– Jeśli ludzie gotowi są na bardziej twórcze rozwiązania, to szybciej mogą doprowadzić do upragnionej transakcji – powiedział Mark Anderson, szef jednej z największych londyńskich agencji nieruchomości Hampton International w rozmowie z dziennikiem „Financial Times”, który opisał nowy sposób na ożywienie sprzedaży domów.

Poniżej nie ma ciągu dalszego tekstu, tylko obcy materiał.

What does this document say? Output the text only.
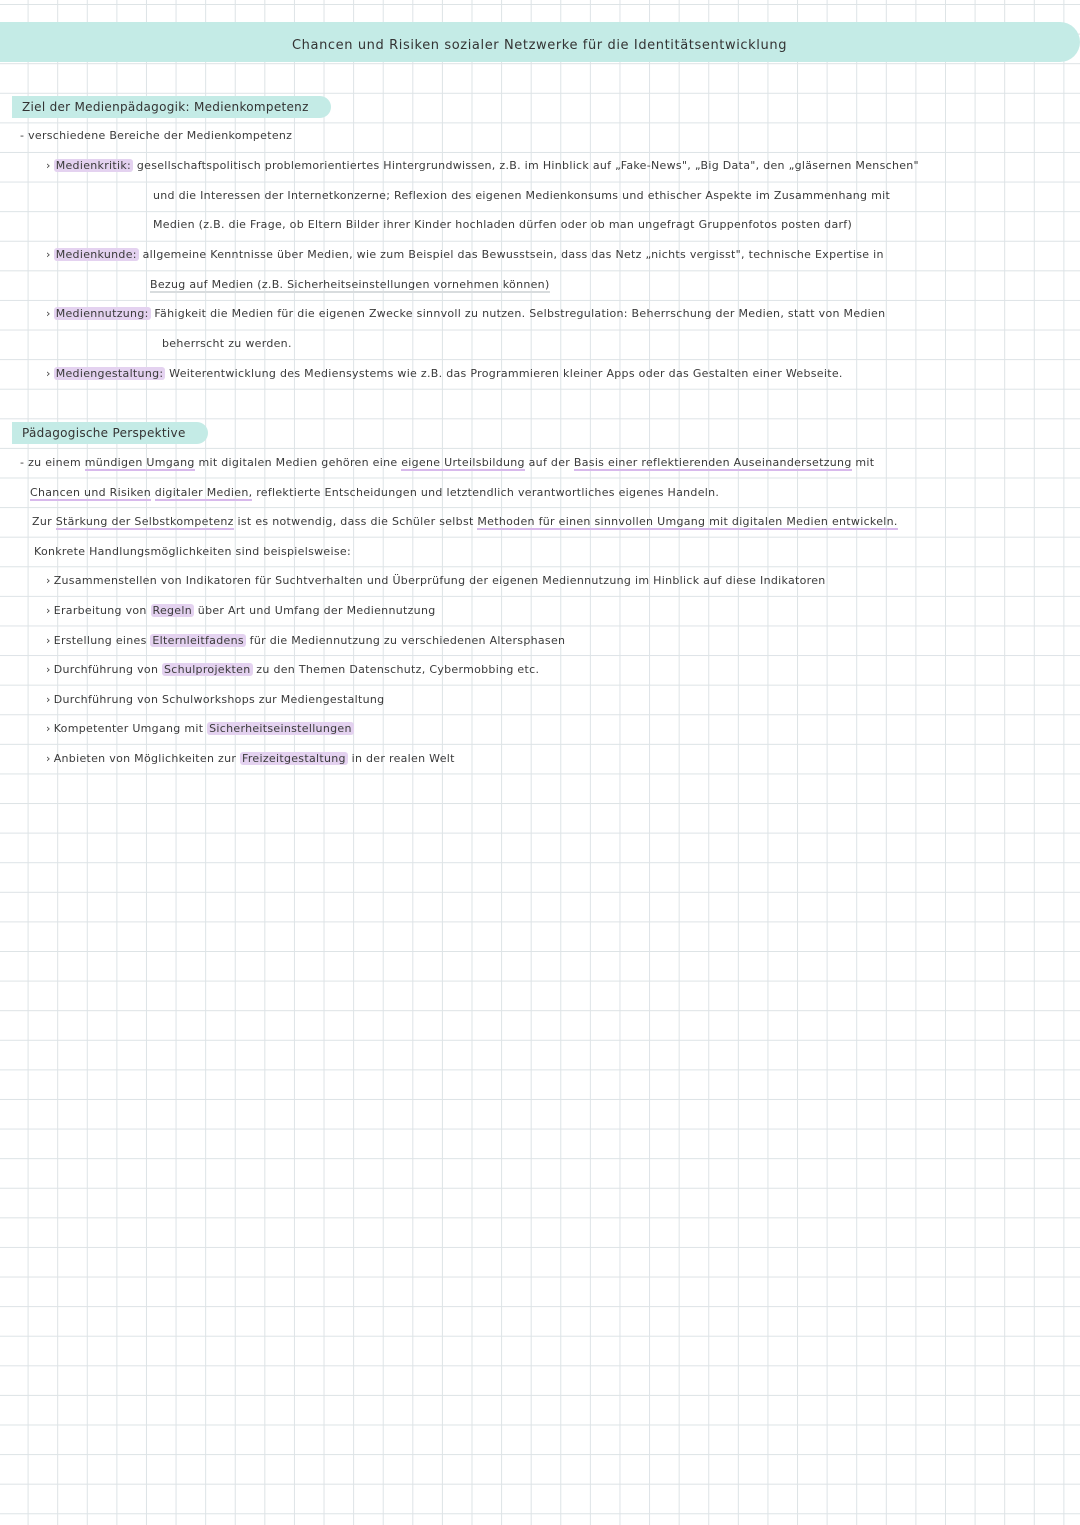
Chancen und Risiken sozialer Netzwerke für die Identitätsentwicklung
Ziel der Medienpädagogik: Medienkompetenz
- verschiedene Bereiche der Medienkompetenz
› Medienkritik: gesellschaftspolitisch problemorientiertes Hintergrundwissen, z.B. im Hinblick auf „Fake-News", „Big Data", den „gläsernen Menschen"
und die Interessen der Internetkonzerne; Reflexion des eigenen Medienkonsums und ethischer Aspekte im Zusammenhang mit
Medien (z.B. die Frage, ob Eltern Bilder ihrer Kinder hochladen dürfen oder ob man ungefragt Gruppenfotos posten darf)
› Medienkunde: allgemeine Kenntnisse über Medien, wie zum Beispiel das Bewusstsein, dass das Netz „nichts vergisst", technische Expertise in
Bezug auf Medien (z.B. Sicherheitseinstellungen vornehmen können)
› Mediennutzung: Fähigkeit die Medien für die eigenen Zwecke sinnvoll zu nutzen. Selbstregulation: Beherrschung der Medien, statt von Medien
beherrscht zu werden.
› Mediengestaltung: Weiterentwicklung des Mediensystems wie z.B. das Programmieren kleiner Apps oder das Gestalten einer Webseite.
Pädagogische Perspektive
- zu einem mündigen Umgang mit digitalen Medien gehören eine eigene Urteilsbildung auf der Basis einer reflektierenden Auseinandersetzung mit
Chancen und Risiken digitaler Medien, reflektierte Entscheidungen und letztendlich verantwortliches eigenes Handeln.
Zur Stärkung der Selbstkompetenz ist es notwendig, dass die Schüler selbst Methoden für einen sinnvollen Umgang mit digitalen Medien entwickeln.
Konkrete Handlungsmöglichkeiten sind beispielsweise:
› Zusammenstellen von Indikatoren für Suchtverhalten und Überprüfung der eigenen Mediennutzung im Hinblick auf diese Indikatoren
› Erarbeitung von Regeln über Art und Umfang der Mediennutzung
› Erstellung eines Elternleitfadens für die Mediennutzung zu verschiedenen Altersphasen
› Durchführung von Schulprojekten zu den Themen Datenschutz, Cybermobbing etc.
› Durchführung von Schulworkshops zur Mediengestaltung
› Kompetenter Umgang mit Sicherheitseinstellungen
› Anbieten von Möglichkeiten zur Freizeitgestaltung in der realen Welt
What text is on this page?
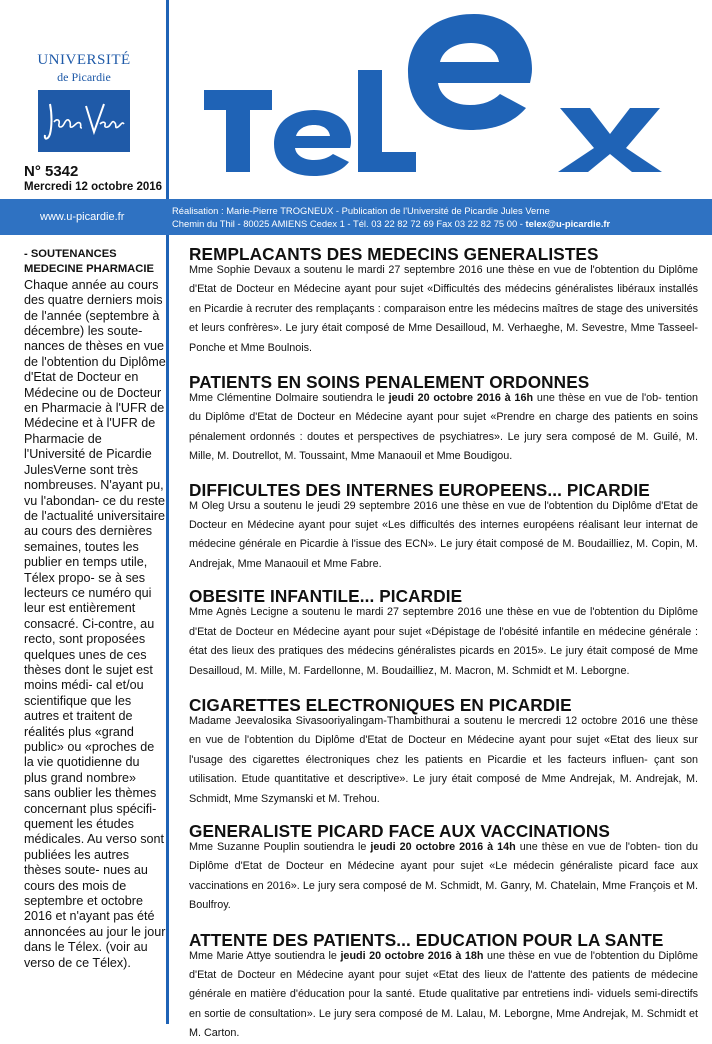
UNIVERSITÉ
de Picardie
N° 5342
Mercredi 12 octobre 2016
www.u-picardie.fr
Réalisation : Marie-Pierre TROGNEUX - Publication de l'Université de Picardie Jules Verne
Chemin du Thil - 80025 AMIENS Cedex 1 - Tél. 03 22 82 72 69 Fax 03 22 82 75 00 - telex@u-picardie.fr
- SOUTENANCES MEDECINE PHARMACIE

Chaque année au cours des quatre derniers mois de l'année (septembre à décembre) les soute- nances de thèses en vue de l'obtention du Diplôme d'Etat de Docteur en Médecine ou de Docteur en Pharmacie à l'UFR de Médecine et à l'UFR de Pharmacie de l'Université de Picardie JulesVerne sont très nombreuses. N'ayant pu, vu l'abondan- ce du reste de l'actualité universitaire au cours des dernières semaines, toutes les publier en temps utile, Télex propo- se à ses lecteurs ce numéro qui leur est entièrement consacré. Ci-contre, au recto, sont proposées quelques unes de ces thèses dont le sujet est moins médi- cal et/ou scientifique que les autres et traitent de réalités plus «grand public» ou «proches de la vie quotidienne du plus grand nombre» sans oublier les thèmes concernant plus spécifi- quement les études médicales. Au verso sont publiées les autres thèses soute- nues au cours des mois de septembre et octobre 2016 et n'ayant pas été annoncées au jour le jour dans le Télex. (voir au verso de ce Télex).

REMPLACANTS DES MEDECINS GENERALISTES

Mme Sophie Devaux a soutenu le mardi 27 septembre 2016 une thèse en vue de l'obtention du Diplôme d'Etat de Docteur en Médecine ayant pour sujet «Difficultés des médecins généralistes libéraux installés en Picardie à recruter des remplaçants : comparaison entre les médecins maîtres de stage des universités et leurs confrères». Le jury était composé de Mme Desailloud, M. Verhaeghe, M. Sevestre, Mme Tasseel-Ponche et Mme Boulnois.

PATIENTS EN SOINS PENALEMENT ORDONNES

Mme Clémentine Dolmaire soutiendra le jeudi 20 octobre 2016 à 16h une thèse en vue de l'ob- tention du Diplôme d'Etat de Docteur en Médecine ayant pour sujet «Prendre en charge des patients en soins pénalement ordonnés : doutes et perspectives de psychiatres». Le jury sera composé de M. Guilé, M. Mille, M. Doutrellot, M. Toussaint, Mme Manaouil et Mme Boudigou.

DIFFICULTES DES INTERNES EUROPEENS... PICARDIE

M Oleg Ursu a soutenu le jeudi 29 septembre 2016 une thèse en vue de l'obtention du Diplôme d'Etat de Docteur en Médecine ayant pour sujet «Les difficultés des internes européens réalisant leur internat de médecine générale en Picardie à l'issue des ECN». Le jury était composé de M. Boudailliez, M. Copin, M. Andrejak, Mme Manaouil et Mme Fabre.

OBESITE INFANTILE... PICARDIE

Mme Agnès Lecigne a soutenu le mardi 27 septembre 2016 une thèse en vue de l'obtention du Diplôme d'Etat de Docteur en Médecine ayant pour sujet «Dépistage de l'obésité infantile en médecine générale : état des lieux des pratiques des médecins généralistes picards en 2015». Le jury était composé de Mme Desailloud, M. Mille, M. Fardellonne, M. Boudailliez, M. Macron, M. Schmidt et M. Leborgne.

CIGARETTES ELECTRONIQUES EN PICARDIE

Madame Jeevalosika Sivasooriyalingam-Thambithurai a soutenu le mercredi 12 octobre 2016 une thèse en vue de l'obtention du Diplôme d'Etat de Docteur en Médecine ayant pour sujet «Etat des lieux sur l'usage des cigarettes électroniques chez les patients en Picardie et les facteurs influen- çant son utilisation. Etude quantitative et descriptive». Le jury était composé de Mme Andrejak, M. Andrejak, M. Schmidt, Mme Szymanski et M. Trehou.

GENERALISTE PICARD FACE AUX VACCINATIONS

Mme Suzanne Pouplin soutiendra le jeudi 20 octobre 2016 à 14h une thèse en vue de l'obten- tion du Diplôme d'Etat de Docteur en Médecine ayant pour sujet «Le médecin généraliste picard face aux vaccinations en 2016». Le jury sera composé de M. Schmidt, M. Ganry, M. Chatelain, Mme François et M. Boulfroy.

ATTENTE DES PATIENTS... EDUCATION POUR LA SANTE

Mme Marie Attye soutiendra le jeudi 20 octobre 2016 à 18h une thèse en vue de l'obtention du Diplôme d'Etat de Docteur en Médecine ayant pour sujet «Etat des lieux de l'attente des patients de médecine générale en matière d'éducation pour la santé. Etude qualitative par entretiens indi- viduels semi-directifs en sortie de consultation». Le jury sera composé de M. Lalau, M. Leborgne, Mme Andrejak, M. Schmidt et M. Carton.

– Znam kilka osób, które zdecydowały się na takie inwestycje. To pomaga rozruszać rynek – twierdzi menedżer w londyńskim City. Przez wiele miesięcy bezskutecznie próbowała sprzedać swój dom wart 450 tys. funtów, by zdobyć pieniądze na upatrzoną willę za 700 tys. funtów. Gdy wreszcie pojawił się nabywca, okazało się, że i jego wstrzymuje konieczność sprzedaży własnego domu.
Jak oceniają brytyjscy pośrednicy, takie łańcuszki transakcji na londyńskim rynku nieruchomości są coraz bardziej powszechne, a liczba uzależnionych od siebie kupujących i sprzedających stale się wydłuża. Jeśli któraś z transakcji nie może dojść do skutku, bo kupujący ma problemy ze zdobyciem kredytu albo sprzedażą własnego lokum, blokuje się cały łańcuszek. Hampton International twierdzi, że już spora grupa jej klientów kupiła nieruchomości za 300 tysięcy funtów, by w ten sposób odblokować łańcuszek transakcji prowadzący do sprzedaży ich domów wartych 2 – 3 mln funtów. Co robią z przymusowymi zakupami? Najczęściej oddają swym dzieciom albo wynajmują, czekając na kolejny boom.